Hemos celebrado en distintos días Honras solemnes, primero por Victoriano Pacheco, Pepe Tabares y los que con estos fueron sacrificados; otro día por Don Francisco López de Ayala, Antoñito y los otros seis que sucumbieron con ellos; y el último día Honras generales por todos ellos, que mandan celebrar sus compañeros de prisión todas muy concurridas; yo he cedido mis derechos en todos estos actos para los comedores de caridad.

 

Día 27: (…). Nos hemos retirado rendidísimos a casa para cenar y descansar; y cuando nos disponíamos a esto último llega a nosotros la noticia oficial de la toma de Toledo y el recado del Sr. Alcalde de que echen al vuelo las campanas de la parroquia. El Sr. Obispo se dispone a ir al ayuntamiento para felicitar a las autoridades y le acompañamos todos los de casa, y se van uniendo a nosotros los vecinos de las calles por donde pasamos en manifestación; cuando la plaza de España está ocupada por un gentío enorme, hablan en santísimos tonos patrióticos el Sr. Comandante Militar de la Plaza y el Sr. Obispo, que al terminar da la bendición, recibiéndola todos de rodillas. ¡Fue un momento de intensa emoción religiosa! Se dieron estruendosos vivas a Cristo Rey, a España Católica, al General Franco, a Varela, Queipo de Llano, al Comandante Guerrero, que lo es de la Plaza, al Sr. Obispo, etc., y nos volvimos a nuestra casa; yo, con tanto ajetreo, me he acostado con bastante fiebre.
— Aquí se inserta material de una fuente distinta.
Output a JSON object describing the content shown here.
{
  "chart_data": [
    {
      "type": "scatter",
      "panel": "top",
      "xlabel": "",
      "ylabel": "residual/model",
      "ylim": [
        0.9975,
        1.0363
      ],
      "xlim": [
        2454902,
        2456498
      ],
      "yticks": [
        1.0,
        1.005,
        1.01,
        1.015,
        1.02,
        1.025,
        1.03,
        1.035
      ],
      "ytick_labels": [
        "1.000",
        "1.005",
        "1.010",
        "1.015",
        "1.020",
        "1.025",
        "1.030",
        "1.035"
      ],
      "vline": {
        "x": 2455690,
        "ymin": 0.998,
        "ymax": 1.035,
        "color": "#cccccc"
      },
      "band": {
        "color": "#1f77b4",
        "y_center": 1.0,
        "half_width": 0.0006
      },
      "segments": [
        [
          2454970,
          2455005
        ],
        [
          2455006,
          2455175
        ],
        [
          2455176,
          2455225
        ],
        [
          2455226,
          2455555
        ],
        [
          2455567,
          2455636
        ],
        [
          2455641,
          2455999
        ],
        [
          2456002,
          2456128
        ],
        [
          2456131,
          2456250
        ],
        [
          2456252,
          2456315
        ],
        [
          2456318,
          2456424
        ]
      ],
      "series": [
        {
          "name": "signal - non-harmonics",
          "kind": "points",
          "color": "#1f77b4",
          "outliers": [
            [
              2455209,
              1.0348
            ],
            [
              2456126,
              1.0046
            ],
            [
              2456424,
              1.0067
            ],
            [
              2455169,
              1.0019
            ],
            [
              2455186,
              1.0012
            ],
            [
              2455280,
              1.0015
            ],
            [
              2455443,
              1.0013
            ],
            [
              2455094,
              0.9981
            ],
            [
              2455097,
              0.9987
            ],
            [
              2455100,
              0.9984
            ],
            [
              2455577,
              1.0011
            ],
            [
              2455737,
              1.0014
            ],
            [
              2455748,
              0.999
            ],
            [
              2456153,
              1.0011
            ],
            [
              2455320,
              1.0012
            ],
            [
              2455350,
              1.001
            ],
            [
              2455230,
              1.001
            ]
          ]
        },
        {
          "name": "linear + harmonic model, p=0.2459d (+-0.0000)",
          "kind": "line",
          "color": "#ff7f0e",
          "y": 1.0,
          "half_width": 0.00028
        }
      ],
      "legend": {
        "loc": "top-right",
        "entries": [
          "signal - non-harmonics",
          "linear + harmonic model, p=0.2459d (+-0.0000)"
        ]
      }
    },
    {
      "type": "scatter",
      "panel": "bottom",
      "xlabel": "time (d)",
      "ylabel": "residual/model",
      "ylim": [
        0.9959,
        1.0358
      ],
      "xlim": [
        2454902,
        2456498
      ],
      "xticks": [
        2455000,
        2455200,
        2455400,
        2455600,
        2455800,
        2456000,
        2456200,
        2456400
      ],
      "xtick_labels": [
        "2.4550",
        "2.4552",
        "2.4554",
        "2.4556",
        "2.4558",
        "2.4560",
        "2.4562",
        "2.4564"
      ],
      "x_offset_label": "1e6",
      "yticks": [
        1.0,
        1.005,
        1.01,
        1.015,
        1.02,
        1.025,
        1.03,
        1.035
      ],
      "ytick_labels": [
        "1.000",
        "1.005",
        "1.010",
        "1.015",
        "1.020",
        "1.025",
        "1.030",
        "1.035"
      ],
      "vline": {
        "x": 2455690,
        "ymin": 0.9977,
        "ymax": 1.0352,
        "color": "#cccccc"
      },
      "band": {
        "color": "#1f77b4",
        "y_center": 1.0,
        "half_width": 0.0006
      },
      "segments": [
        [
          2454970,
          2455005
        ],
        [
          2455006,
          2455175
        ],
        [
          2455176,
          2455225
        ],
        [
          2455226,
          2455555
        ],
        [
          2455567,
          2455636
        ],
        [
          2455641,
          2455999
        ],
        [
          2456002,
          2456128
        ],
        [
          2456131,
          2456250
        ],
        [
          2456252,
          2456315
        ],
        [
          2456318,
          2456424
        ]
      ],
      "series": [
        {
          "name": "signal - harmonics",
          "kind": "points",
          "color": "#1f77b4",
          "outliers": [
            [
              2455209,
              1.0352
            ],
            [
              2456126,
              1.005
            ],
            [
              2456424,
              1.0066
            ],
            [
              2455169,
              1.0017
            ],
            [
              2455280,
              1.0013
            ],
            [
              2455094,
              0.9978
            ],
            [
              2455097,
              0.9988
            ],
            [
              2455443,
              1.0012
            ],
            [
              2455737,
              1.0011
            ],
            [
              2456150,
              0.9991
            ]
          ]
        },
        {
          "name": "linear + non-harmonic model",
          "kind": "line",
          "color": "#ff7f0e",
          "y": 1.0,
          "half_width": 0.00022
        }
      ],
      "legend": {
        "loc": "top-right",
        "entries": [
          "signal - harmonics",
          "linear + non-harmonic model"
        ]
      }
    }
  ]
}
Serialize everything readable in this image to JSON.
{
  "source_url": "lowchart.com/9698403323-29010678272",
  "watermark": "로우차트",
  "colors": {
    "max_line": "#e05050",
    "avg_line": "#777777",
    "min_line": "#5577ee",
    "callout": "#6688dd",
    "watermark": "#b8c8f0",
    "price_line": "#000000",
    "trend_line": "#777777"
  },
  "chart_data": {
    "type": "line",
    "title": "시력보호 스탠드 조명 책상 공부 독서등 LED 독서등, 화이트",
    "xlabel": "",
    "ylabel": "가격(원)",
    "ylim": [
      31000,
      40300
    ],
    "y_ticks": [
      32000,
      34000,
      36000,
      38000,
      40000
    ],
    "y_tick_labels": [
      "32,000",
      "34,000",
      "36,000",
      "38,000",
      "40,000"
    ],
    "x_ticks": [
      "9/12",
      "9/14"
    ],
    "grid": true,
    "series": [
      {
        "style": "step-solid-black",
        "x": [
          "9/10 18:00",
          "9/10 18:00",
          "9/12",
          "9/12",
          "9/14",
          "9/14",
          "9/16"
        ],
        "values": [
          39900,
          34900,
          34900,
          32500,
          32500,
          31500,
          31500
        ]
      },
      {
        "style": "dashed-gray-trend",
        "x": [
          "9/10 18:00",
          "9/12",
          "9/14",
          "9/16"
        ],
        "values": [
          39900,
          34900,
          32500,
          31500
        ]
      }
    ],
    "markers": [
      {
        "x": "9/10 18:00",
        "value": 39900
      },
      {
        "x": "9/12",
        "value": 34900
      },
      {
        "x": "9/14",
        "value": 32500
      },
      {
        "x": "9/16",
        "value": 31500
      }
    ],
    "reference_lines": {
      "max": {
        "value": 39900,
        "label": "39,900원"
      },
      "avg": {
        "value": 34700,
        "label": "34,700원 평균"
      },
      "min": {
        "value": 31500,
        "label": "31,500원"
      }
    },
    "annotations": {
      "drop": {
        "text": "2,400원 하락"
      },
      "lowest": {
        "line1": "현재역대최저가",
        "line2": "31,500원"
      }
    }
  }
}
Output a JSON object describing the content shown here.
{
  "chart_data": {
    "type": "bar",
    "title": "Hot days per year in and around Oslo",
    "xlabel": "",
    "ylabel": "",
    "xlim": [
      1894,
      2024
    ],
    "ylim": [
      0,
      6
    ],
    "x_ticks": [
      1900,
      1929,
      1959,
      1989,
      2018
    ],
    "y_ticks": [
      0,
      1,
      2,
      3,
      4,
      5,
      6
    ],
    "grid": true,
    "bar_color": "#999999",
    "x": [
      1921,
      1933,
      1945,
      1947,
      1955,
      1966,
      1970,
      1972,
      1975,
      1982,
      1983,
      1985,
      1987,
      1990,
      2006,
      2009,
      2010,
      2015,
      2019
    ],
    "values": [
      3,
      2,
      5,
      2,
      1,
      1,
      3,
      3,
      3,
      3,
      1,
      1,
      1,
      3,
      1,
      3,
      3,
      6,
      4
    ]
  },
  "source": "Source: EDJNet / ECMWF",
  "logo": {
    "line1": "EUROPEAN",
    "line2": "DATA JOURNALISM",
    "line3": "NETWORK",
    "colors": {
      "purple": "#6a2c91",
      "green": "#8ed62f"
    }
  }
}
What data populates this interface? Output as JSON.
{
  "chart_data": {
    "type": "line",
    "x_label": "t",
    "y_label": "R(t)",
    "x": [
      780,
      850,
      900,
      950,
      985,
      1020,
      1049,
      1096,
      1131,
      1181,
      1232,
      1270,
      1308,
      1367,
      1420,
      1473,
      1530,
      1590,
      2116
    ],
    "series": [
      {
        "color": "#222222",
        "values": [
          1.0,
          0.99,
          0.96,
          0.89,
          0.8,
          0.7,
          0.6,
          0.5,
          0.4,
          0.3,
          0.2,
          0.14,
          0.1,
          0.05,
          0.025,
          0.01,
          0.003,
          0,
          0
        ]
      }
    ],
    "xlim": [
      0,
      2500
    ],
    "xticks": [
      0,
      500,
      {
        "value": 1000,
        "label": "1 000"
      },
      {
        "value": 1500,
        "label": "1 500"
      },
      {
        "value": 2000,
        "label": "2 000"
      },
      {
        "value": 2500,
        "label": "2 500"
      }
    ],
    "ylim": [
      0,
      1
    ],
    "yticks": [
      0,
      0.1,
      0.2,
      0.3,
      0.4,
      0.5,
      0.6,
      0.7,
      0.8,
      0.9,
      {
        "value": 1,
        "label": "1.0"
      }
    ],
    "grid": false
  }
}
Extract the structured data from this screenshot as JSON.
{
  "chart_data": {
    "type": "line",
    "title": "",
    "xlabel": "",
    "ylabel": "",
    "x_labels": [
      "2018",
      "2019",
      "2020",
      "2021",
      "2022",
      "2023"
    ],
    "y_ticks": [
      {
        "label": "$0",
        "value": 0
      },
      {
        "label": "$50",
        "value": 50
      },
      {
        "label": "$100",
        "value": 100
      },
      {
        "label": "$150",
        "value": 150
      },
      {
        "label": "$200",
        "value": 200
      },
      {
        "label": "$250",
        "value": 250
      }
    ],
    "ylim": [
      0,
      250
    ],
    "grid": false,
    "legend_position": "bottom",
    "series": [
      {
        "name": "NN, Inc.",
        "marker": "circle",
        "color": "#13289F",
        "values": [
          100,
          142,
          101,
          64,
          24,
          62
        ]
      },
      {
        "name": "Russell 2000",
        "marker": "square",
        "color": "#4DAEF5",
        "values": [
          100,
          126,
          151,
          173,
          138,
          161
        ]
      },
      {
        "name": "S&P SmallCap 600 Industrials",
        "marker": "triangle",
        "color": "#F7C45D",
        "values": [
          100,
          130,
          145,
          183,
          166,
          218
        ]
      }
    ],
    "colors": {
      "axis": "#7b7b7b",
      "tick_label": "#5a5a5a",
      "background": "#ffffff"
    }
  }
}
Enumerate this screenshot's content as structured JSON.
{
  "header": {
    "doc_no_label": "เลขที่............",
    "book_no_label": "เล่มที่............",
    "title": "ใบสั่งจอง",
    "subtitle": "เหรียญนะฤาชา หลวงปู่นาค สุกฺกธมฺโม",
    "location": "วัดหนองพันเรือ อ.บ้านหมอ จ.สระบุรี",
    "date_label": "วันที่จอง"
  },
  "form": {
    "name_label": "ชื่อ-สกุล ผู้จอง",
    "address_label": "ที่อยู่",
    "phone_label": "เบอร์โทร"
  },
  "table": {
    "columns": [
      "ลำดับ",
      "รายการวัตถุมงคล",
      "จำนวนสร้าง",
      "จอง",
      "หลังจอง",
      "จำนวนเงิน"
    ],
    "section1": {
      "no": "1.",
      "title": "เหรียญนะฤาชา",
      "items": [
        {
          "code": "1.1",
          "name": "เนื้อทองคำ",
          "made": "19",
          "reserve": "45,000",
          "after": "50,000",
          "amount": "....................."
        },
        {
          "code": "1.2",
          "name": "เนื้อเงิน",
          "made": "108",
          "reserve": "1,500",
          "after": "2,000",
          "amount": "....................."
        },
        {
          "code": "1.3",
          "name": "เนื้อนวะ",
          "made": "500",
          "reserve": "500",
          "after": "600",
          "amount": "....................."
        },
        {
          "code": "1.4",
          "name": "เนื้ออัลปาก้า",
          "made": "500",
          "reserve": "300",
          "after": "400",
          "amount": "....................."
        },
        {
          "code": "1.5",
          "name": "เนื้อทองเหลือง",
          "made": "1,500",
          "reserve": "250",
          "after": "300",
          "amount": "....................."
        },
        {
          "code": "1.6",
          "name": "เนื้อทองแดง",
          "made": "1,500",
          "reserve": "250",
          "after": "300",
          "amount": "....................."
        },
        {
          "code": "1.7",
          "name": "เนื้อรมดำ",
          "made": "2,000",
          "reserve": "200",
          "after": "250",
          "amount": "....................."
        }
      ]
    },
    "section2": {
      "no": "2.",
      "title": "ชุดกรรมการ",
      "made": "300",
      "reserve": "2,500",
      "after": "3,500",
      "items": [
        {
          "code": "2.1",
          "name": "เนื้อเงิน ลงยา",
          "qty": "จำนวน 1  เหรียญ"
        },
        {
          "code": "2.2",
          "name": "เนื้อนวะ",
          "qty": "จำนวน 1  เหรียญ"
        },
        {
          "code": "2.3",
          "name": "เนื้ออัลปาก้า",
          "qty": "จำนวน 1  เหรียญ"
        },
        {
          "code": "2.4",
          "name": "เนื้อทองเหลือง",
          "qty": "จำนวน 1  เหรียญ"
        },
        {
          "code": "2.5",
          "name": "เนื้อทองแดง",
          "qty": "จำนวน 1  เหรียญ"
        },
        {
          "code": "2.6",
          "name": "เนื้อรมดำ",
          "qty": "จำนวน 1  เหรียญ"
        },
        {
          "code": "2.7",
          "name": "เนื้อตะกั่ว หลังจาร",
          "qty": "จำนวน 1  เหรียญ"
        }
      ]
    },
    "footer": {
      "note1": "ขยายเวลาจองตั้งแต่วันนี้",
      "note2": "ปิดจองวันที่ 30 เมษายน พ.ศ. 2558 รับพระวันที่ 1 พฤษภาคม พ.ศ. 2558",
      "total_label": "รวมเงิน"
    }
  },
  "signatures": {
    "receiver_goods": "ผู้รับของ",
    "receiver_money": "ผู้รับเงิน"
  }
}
[207] Poco después de la publicación de La columna de la muerte (Crítica, Barcelona, 2003), uno de los autores de este trabajo recibió de manera anónima un sobre con una copia de «El diario de Don César. Mérida, del 18 de julio al 24 de diciembre de 1936». Se trata de un documento de 102 páginas, de marcado interés general, que debe ser publicado. Que yo sepa, estos fragmentos que aquí se ofrecen son los primeros que ven la luz pública. Según puede verse en Internet, César Lozano Cambero fue de la misma promoción de Enrique Vázquez Camarasa (Almendralejo, 1880-BuenosAires, 1945), el canónigo magistral de Madrid que intentó mediar en el Alcázar ante Moscardó para conseguir la liberación de mujeres y niños, y del párroco de Santa María, también de Mérida, Carlos José Alonso Rojas (Badajoz, 1884-Mérida, 1964), del que se lee: «Durante la guerra, fue respetado por todos. Su mayor dolor fue, cuando, por razones pastorales, hubo de confesar y dar la extremaunción a personas condenadas a la muerte». Disponible en http://www.telefonica.net/web2/manueld

LITERATURA/ARTICULOS/PDF/Carlos 1884-1964).pdf.